Houghton with Carl Betz as a guest star on Judd, for the Defense, 1968.
Born March 10, 1945 (1945-03-10) (age 66)
Hartford, Connecticut, U.S.A
Spouse Ken Jenkins (1970–present)

Katharine Houghton (born Katharine Houghton Grant; March 10, 1945) is an American actress. She is best known for her role as Joanna "Joey" Drayton, a Caucasian woman who brings home an African-American fiancé to meet her parents, in the 1967 film Guess Who's Coming to Dinner. Katharine Hepburn, who played the mother of Houghton's character in the film, was in real life Houghton's aunt.

Contents

Life and career

Houghton was born in Hartford, Connecticut, the second child of Marion Hepburn and Ellsworth Grant. She attended Sarah Lawrence College and majored in philosophy and art. Houghton was named after her maternal grandmother, Katharine Martha Houghton Hepburn. Her aunt, Katharine Hepburn, was instrumental in helping Houghton launch her career. The acting torch was further passed along in the family to actress Schuyler Grant, Houghton's niece.

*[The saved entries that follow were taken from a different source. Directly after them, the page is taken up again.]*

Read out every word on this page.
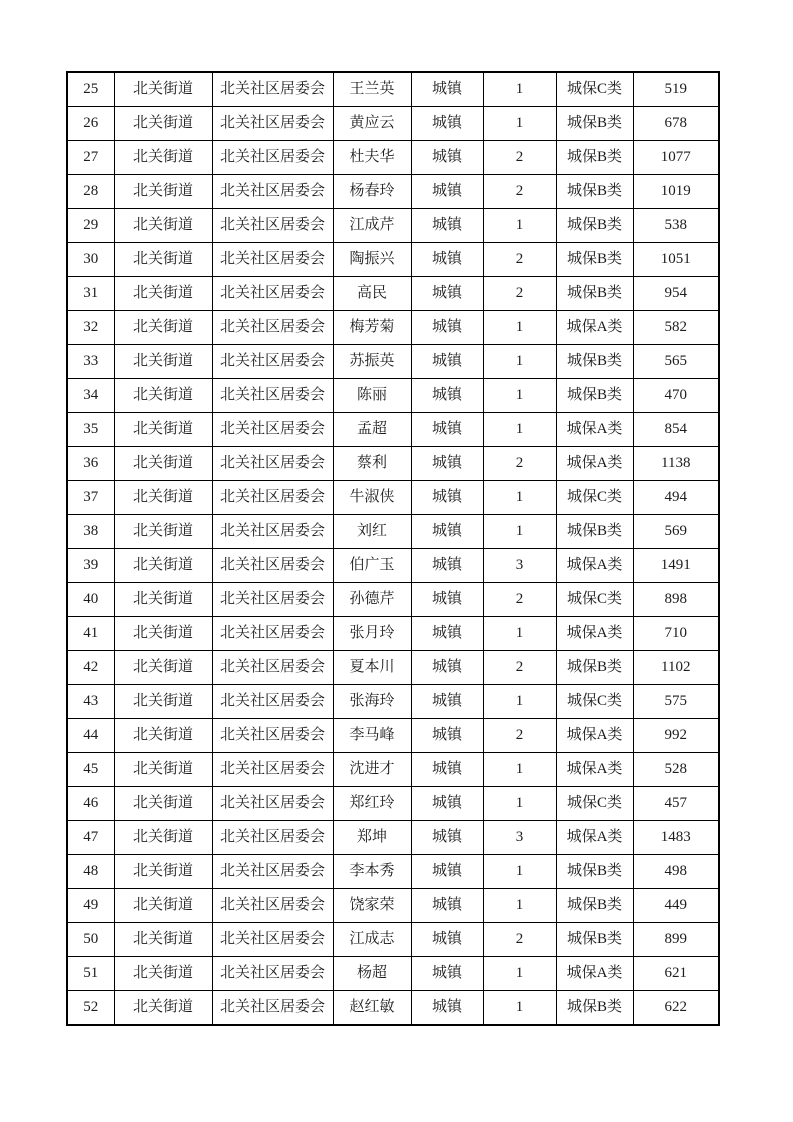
25	北关街道	北关社区居委会	王兰英	城镇	1	城保C类	519
26	北关街道	北关社区居委会	黄应云	城镇	1	城保B类	678
27	北关街道	北关社区居委会	杜夫华	城镇	2	城保B类	1077
28	北关街道	北关社区居委会	杨春玲	城镇	2	城保B类	1019
29	北关街道	北关社区居委会	江成芹	城镇	1	城保B类	538
30	北关街道	北关社区居委会	陶振兴	城镇	2	城保B类	1051
31	北关街道	北关社区居委会	高民	城镇	2	城保B类	954
32	北关街道	北关社区居委会	梅芳菊	城镇	1	城保A类	582
33	北关街道	北关社区居委会	苏振英	城镇	1	城保B类	565
34	北关街道	北关社区居委会	陈丽	城镇	1	城保B类	470
35	北关街道	北关社区居委会	孟超	城镇	1	城保A类	854
36	北关街道	北关社区居委会	蔡利	城镇	2	城保A类	1138
37	北关街道	北关社区居委会	牛淑侠	城镇	1	城保C类	494
38	北关街道	北关社区居委会	刘红	城镇	1	城保B类	569
39	北关街道	北关社区居委会	伯广玉	城镇	3	城保A类	1491
40	北关街道	北关社区居委会	孙德芹	城镇	2	城保C类	898
41	北关街道	北关社区居委会	张月玲	城镇	1	城保A类	710
42	北关街道	北关社区居委会	夏本川	城镇	2	城保B类	1102
43	北关街道	北关社区居委会	张海玲	城镇	1	城保C类	575
44	北关街道	北关社区居委会	李马峰	城镇	2	城保A类	992
45	北关街道	北关社区居委会	沈进才	城镇	1	城保A类	528
46	北关街道	北关社区居委会	郑红玲	城镇	1	城保C类	457
47	北关街道	北关社区居委会	郑坤	城镇	3	城保A类	1483
48	北关街道	北关社区居委会	李本秀	城镇	1	城保B类	498
49	北关街道	北关社区居委会	饶家荣	城镇	1	城保B类	449
50	北关街道	北关社区居委会	江成志	城镇	2	城保B类	899
51	北关街道	北关社区居委会	杨超	城镇	1	城保A类	621
52	北关街道	北关社区居委会	赵红敏	城镇	1	城保B类	622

Houghton has played leading roles in over sixty productions on Broadway, off-Broadway and in Regional Theatres across America. She won the Theatre World award for her performance in A Scent of Flowers off Broadway in 1969.

She has appeared in ten films, most recently The Last Airbender, directed by M. Night Shyamalan, in 2010.

Eleven of her plays have been produced. Her play Buddha was published in Best Short Plays of 1988. Her musical, "Bookends," premiered at NJ Rep Co. summer of 2007, received rave notices and garnered the theatre the highest box office sales in their eleven year history. Since then it has twice been part of The York Theatre’s Developmental Reading Series.

She has presented lectures at venues across the country including the 2001 Fall Concert & Lectures Series at the Metropolitan Museum of Art and at The Cosmopolitan Club. She lectured at MOMA again in June, 2008, presenting "Saucy Gamine, Reluctant Penitent, and Glorious Victor," a review of her aunt's roller coaster ride in Hollywood as reflected in three of her films.

Writing

Houghton is also a playwright and has translated the works of others for the stage, as well as writing her own plays.[1]

In 1975, Houghton wrote for her husband, actor/writer Ken Jenkins, a children's story, "The Wizard's Daughter," which is collected in the book, Two Beastly Tales, illustrated by Joan Patchen, her husband's first wife.

She lives today in Southern California with her husband and has three children.